Reading Schwartz's quantum field theory book p.220, I came across certain integral : he calculated commutator for a scalar field as
$$[\phi(x) , \phi(y)] = \frac{-i}{2\pi^{2}}\int^{\infty}_{0} q^{2}dq\frac{\operatorname{sin}(\sqrt{q^{2}+m^{2}}t)}{\sqrt{q^{2}+m^2}} \frac{\operatorname{sin}(qr)}{qr} =: iD(t,r)$$.
Whatever the physical content, let's focus on this integration. We are faced with the problem of representing the above integral in terms of the Besel function. He(the author) wrote that "For $m\neq 0$, we can find an exact expression for $D(t,r)$ in terms of the Bessel functions $\mathcal{J_0}(x)$ :
$$D(t,r)=\frac{1}{4\pi r} \frac{\partial}{\partial r} \begin{cases} \mathcal{J}_0(m\sqrt{t^2-r^2)}, & t >r \\ 0, & r >t >-r \\ -\mathcal{J}_0(m\sqrt{t^2-r^2)}, & t<-r \\ \end{cases} $$."
And how such expression can be deduced? I can't do computation at all. In fact I found a same question someone posted but I don't know how to continue calculation to next step : Rewrite integral in terms of Bessel functions. I think that I am begginer to integration involving trigonometric functions-combined as somewhat complex manner- and its expression as a Bessel function. Can anyone help?
My first attempt is as follows. In the linked question, I understood upto next step : i.e., Let $q=m\sinh u$ ,
Then $dq=(m\cosh u )du$. So,
$$-D(t,r) = \int_{0}^{\infty}\dfrac{q^2}{2\pi^2}\dfrac{\sin(\sqrt{q^2+m^2}t)}{\sqrt{q^2+m^2}}\dfrac{\sin (qr)}{qr}~dq$$
$$=\int_{0}^{\infty}\dfrac{m^2\sinh^2u}{2\pi^2}\dfrac{\sin\left(t\sqrt{m^2\sinh^2u+m^2}\right)}{\sqrt{m^2\sinh^2u+m^2}}\dfrac{\sin(rm\sinh u)}{rm\sinh u}~(m\cosh u)du$$
$$=\dfrac{m}{2\pi^2r}\int_{0}^{\infty}\sin(mr\sinh u)\sin(mt\cosh u)\sinh u~du$$
$$=\dfrac{m}{4\pi^2r}\int_{0}^{\infty}\cos(mr\sinh u-mt\cosh u)\sinh u~du-\dfrac{m}{4\pi^2r}\int_{0}^{\infty}\cos(mr\sinh u+mt\cosh u)\sinh u~du$$.
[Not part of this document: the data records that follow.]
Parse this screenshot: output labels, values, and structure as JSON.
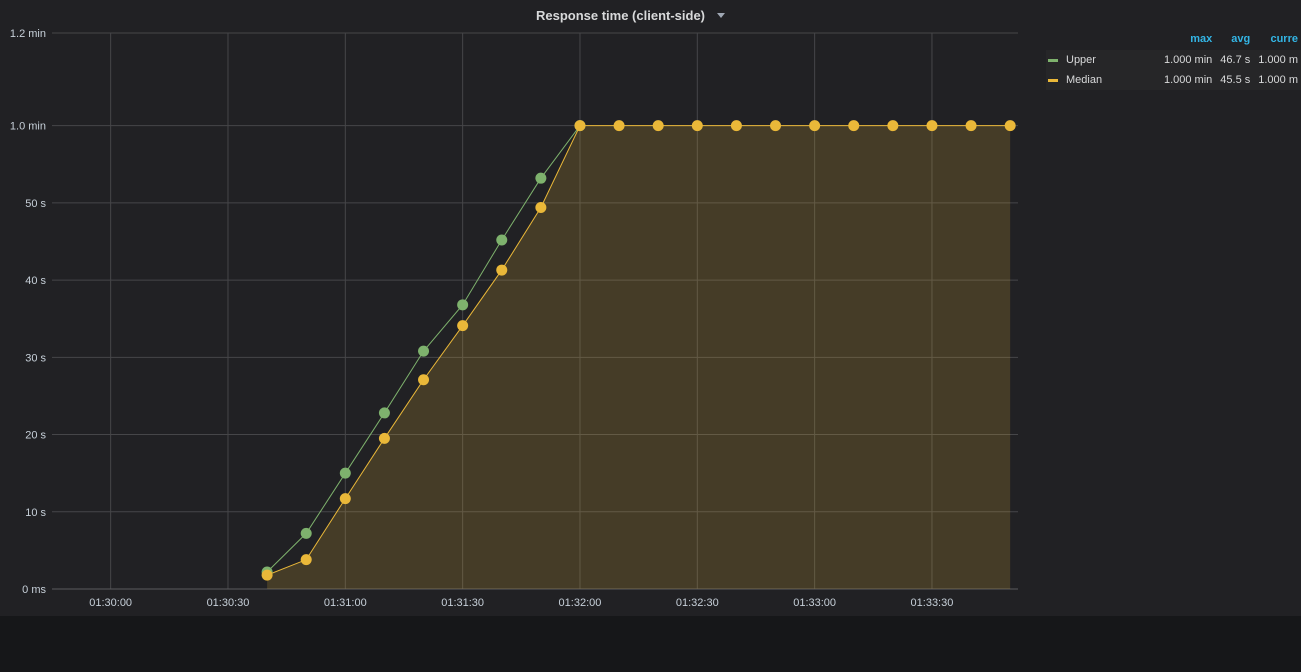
{
  "panel": {
    "title": "Response time (client-side)"
  },
  "legend": {
    "headers": [
      "max",
      "avg",
      "curre"
    ],
    "rows": [
      {
        "name": "Upper",
        "color": "#7eb26d",
        "max": "1.000 min",
        "avg": "46.7 s",
        "current": "1.000 m"
      },
      {
        "name": "Median",
        "color": "#eab839",
        "max": "1.000 min",
        "avg": "45.5 s",
        "current": "1.000 m"
      }
    ]
  },
  "chart_data": {
    "type": "line",
    "y_unit": "seconds",
    "ylim": [
      0,
      72
    ],
    "y_ticks": [
      {
        "value": 0,
        "label": "0 ms"
      },
      {
        "value": 10,
        "label": "10 s"
      },
      {
        "value": 20,
        "label": "20 s"
      },
      {
        "value": 30,
        "label": "30 s"
      },
      {
        "value": 40,
        "label": "40 s"
      },
      {
        "value": 50,
        "label": "50 s"
      },
      {
        "value": 60,
        "label": "1.0 min"
      },
      {
        "value": 72,
        "label": "1.2 min"
      }
    ],
    "xlim": [
      "01:29:45",
      "01:33:52"
    ],
    "x_ticks": [
      "01:30:00",
      "01:30:30",
      "01:31:00",
      "01:31:30",
      "01:32:00",
      "01:32:30",
      "01:33:00",
      "01:33:30"
    ],
    "grid": true,
    "legend_position": "right",
    "series": [
      {
        "name": "Upper",
        "color": "#7eb26d",
        "fill": false,
        "points": [
          [
            "01:30:40",
            2.2
          ],
          [
            "01:30:50",
            7.2
          ],
          [
            "01:31:00",
            15.0
          ],
          [
            "01:31:10",
            22.8
          ],
          [
            "01:31:20",
            30.8
          ],
          [
            "01:31:30",
            36.8
          ],
          [
            "01:31:40",
            45.2
          ],
          [
            "01:31:50",
            53.2
          ],
          [
            "01:32:00",
            60.0
          ]
        ]
      },
      {
        "name": "Median",
        "color": "#eab839",
        "fill": true,
        "points": [
          [
            "01:30:40",
            1.8
          ],
          [
            "01:30:50",
            3.8
          ],
          [
            "01:31:00",
            11.7
          ],
          [
            "01:31:10",
            19.5
          ],
          [
            "01:31:20",
            27.1
          ],
          [
            "01:31:30",
            34.1
          ],
          [
            "01:31:40",
            41.3
          ],
          [
            "01:31:50",
            49.4
          ],
          [
            "01:32:00",
            60.0
          ],
          [
            "01:32:10",
            60.0
          ],
          [
            "01:32:20",
            60.0
          ],
          [
            "01:32:30",
            60.0
          ],
          [
            "01:32:40",
            60.0
          ],
          [
            "01:32:50",
            60.0
          ],
          [
            "01:33:00",
            60.0
          ],
          [
            "01:33:10",
            60.0
          ],
          [
            "01:33:20",
            60.0
          ],
          [
            "01:33:30",
            60.0
          ],
          [
            "01:33:40",
            60.0
          ],
          [
            "01:33:50",
            60.0
          ]
        ]
      }
    ]
  }
}
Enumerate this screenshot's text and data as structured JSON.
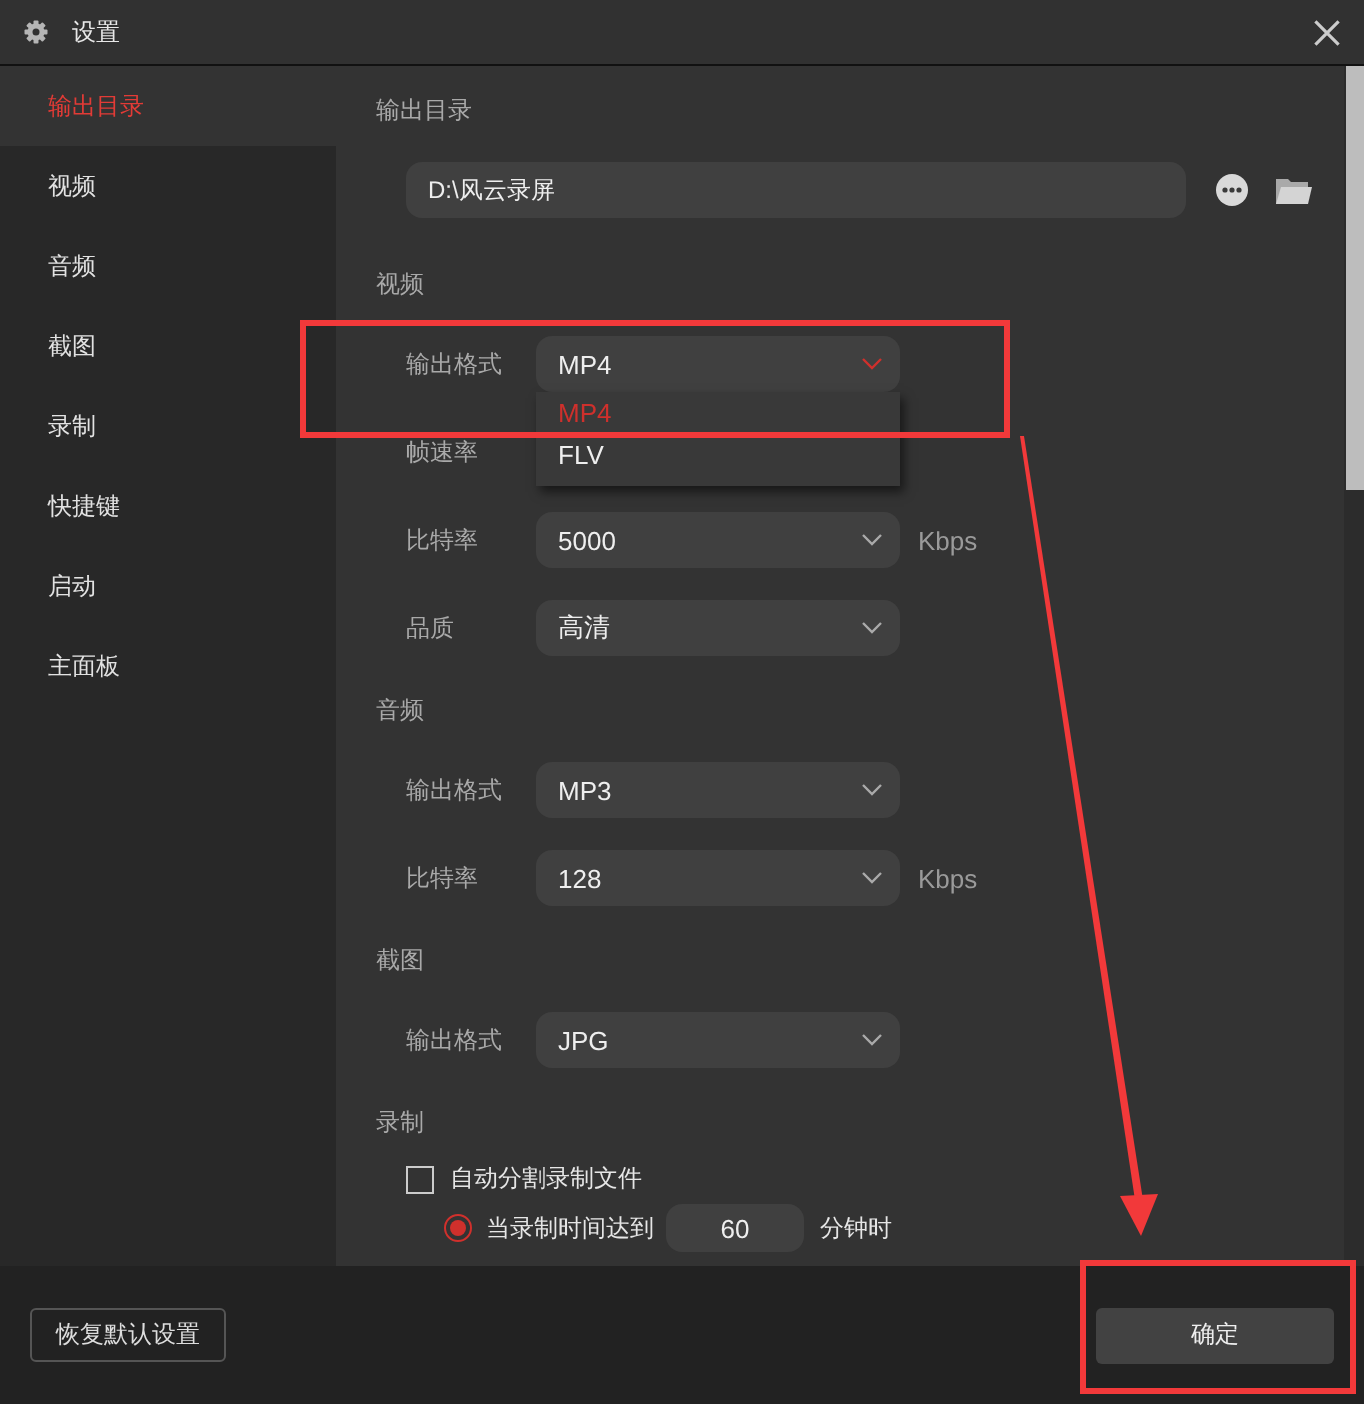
{
  "window": {
    "title": "设置"
  },
  "sidebar": {
    "items": [
      {
        "label": "输出目录",
        "selected": true
      },
      {
        "label": "视频",
        "selected": false
      },
      {
        "label": "音频",
        "selected": false
      },
      {
        "label": "截图",
        "selected": false
      },
      {
        "label": "录制",
        "selected": false
      },
      {
        "label": "快捷键",
        "selected": false
      },
      {
        "label": "启动",
        "selected": false
      },
      {
        "label": "主面板",
        "selected": false
      }
    ]
  },
  "content": {
    "sections": [
      {
        "heading": "输出目录",
        "rows": [
          {
            "kind": "path",
            "value": "D:\\风云录屏"
          }
        ]
      },
      {
        "heading": "视频",
        "rows": [
          {
            "kind": "select",
            "label": "输出格式",
            "value": "MP4",
            "expanded": true,
            "options": [
              {
                "label": "MP4",
                "selected": true
              },
              {
                "label": "FLV",
                "selected": false
              }
            ]
          },
          {
            "kind": "select",
            "label": "帧速率"
          },
          {
            "kind": "select",
            "label": "比特率",
            "value": "5000",
            "unit": "Kbps",
            "expanded": false
          },
          {
            "kind": "select",
            "label": "品质",
            "value": "高清",
            "expanded": false
          }
        ]
      },
      {
        "heading": "音频",
        "rows": [
          {
            "kind": "select",
            "label": "输出格式",
            "value": "MP3",
            "expanded": false
          },
          {
            "kind": "select",
            "label": "比特率",
            "value": "128",
            "unit": "Kbps",
            "expanded": false
          }
        ]
      },
      {
        "heading": "截图",
        "rows": [
          {
            "kind": "select",
            "label": "输出格式",
            "value": "JPG",
            "expanded": false
          }
        ]
      },
      {
        "heading": "录制",
        "rows": [
          {
            "kind": "checkbox",
            "label": "自动分割录制文件",
            "checked": false
          },
          {
            "kind": "radio",
            "label": "当录制时间达到",
            "selected": true,
            "value": "60",
            "unit": "分钟时"
          }
        ]
      }
    ]
  },
  "footer": {
    "reset_button": "恢复默认设置",
    "confirm_button": "确定"
  },
  "annotations": [
    {
      "kind": "frame"
    },
    {
      "kind": "arrow"
    },
    {
      "kind": "frame"
    }
  ]
}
On the other hand, note that the Bessel function can be represented as :
$$\mathcal{J}_0(x) = \frac{2}{\pi}\int_{0}^{\infty}\operatorname{sin}(x\operatorname{cosh}t)dt $$ for $ x>0$. ( c.f. 10.9.9 in https://dlmf.nist.gov/10.9#i )
Let $t>r$. Then
$$ \frac{\partial}{\partial r}\mathcal{J}_0(m\sqrt{t^2-r^2})= \frac{2}{\pi}\int_{0}^{\infty}\frac{\partial}{\partial r}\operatorname{sin}(m\sqrt{t^2-r^2}\operatorname{cosh}t)dt$$
$$ = \frac{2}{\pi}\int_{0}^{\infty}\operatorname{cos}(m\sqrt{t^2-r^2}\operatorname{cosh}t) \frac{\partial}{\partial r}(m\sqrt{t^2-r^2}\operatorname{cosh}t) dt $$ $$ = \frac{2}{\pi}\int_{0}^{\infty}\operatorname{cos}(m\sqrt{t^2-r^2}\operatorname{cosh}t)(m\operatorname{cosh}t)\frac{1}{\sqrt{t^2-r^2}}(-2r) dt $$
(Correct calculation?) Then how can we connect two calculations about objects $D(t,r)$ and $\frac{1}{4\pi r} \frac{\partial}{\partial r}\mathcal{J}_0(m\sqrt{t^2-r^2})$ ? I don't know how to proceed to next step of calculation. Can anyone help?